#ChalkforChange campaign puts attention on missing, murdered women
Event prompted by death of Andrea Marie Berg earlier this month
Marlo Cottrell stands in the shadow of City Hall, dozens of names chalked on the stone tiles at her feet.
Each name is a woman who has been killed or gone missing in Canada.
Cottrell, who struggled with drug addiction and homelessness, knows her own name could have been written there.
"I've watched my friends die, and their stories get lost," she said. "Because nobody cares about their lives.
"Except for their families, who still have to suffer with where they are."
Sunday morning, about two dozen people carefully wrote out the 63 names in colourful chalk, an attempt to draw attention to violence against women.
"I could see it in the people who worked past me," she said. "In the way I was treated when crimes were reported to the police. That I was absolutely a thing, and that I had no value.
"These women are mothers, sisters, daughters. Their lives do mean something."
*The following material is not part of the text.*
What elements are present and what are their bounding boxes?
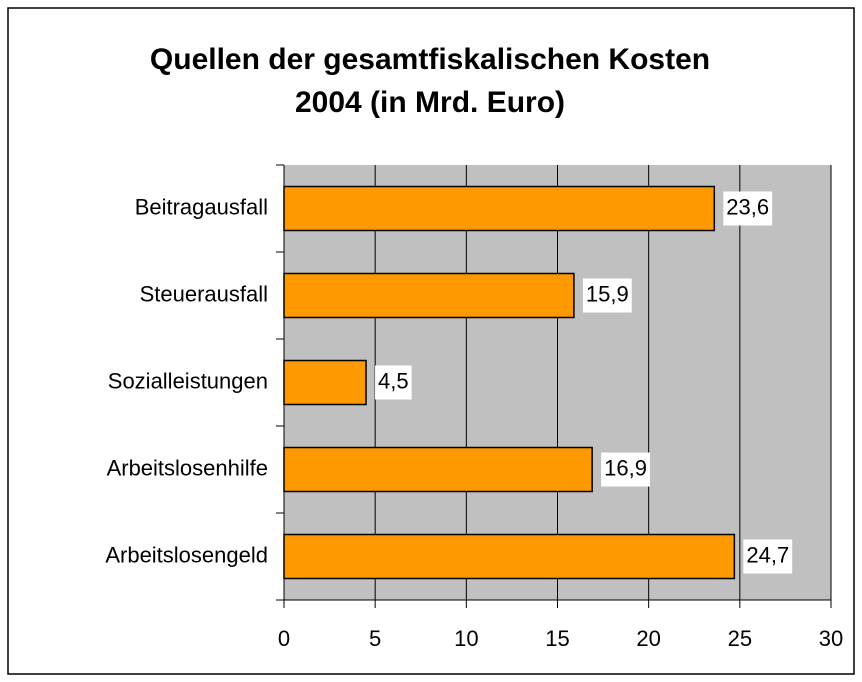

The event, called #ChalkforChange, was born out of the frustration felt by Sharie Valentine, following the murder of another woman earlier this month.
"It just bothered me that there was so little attention to someone who died in such a horrific way," Valentine said.
Valentine was worried that Berg's death would be forgotten, along with those of other women. So, she set out with a plan to write Berg's name in chalk, along with the names of every woman she could find in Canada who was murdered or went missing in the last six months. Soon, her list grew to 63 names.
Ignored and forgotten
Deborah Norris came to the #ChalkforChange event with Cottrell. An outreach worker in the inner-city, Norris had known Berg for years.
Berg spent some time living on the streets, before she was able to move into an apartment and live independently. Norris eventually became Berg's outreach worker.
"She was such a sweet, kind person. A really good, kind soul," she said.
Norris said she is troubled by how little attention is paid to the deaths of people living on the street, particularly women. She said that often leads to their cases being forgotten and neglected.
"Somehow, there's a kind of subtext of, 'They deserved it," Norris said.
"Events like this say that no, they did not deserve it. They were good people, they were human beings."
Many people do not understand how easily a person can become vulnerable, Norris said. Just a few mistakes, she said, were all it took for many of the people she worked with to fall prey to poverty and substance abuse.
She argued the most effective way to prevent more people from disappearing is for society to pay closer attention to people in vulnerable situations, reversing what she calls an "us versus them" attitude.
"There is just us. We're all in this together."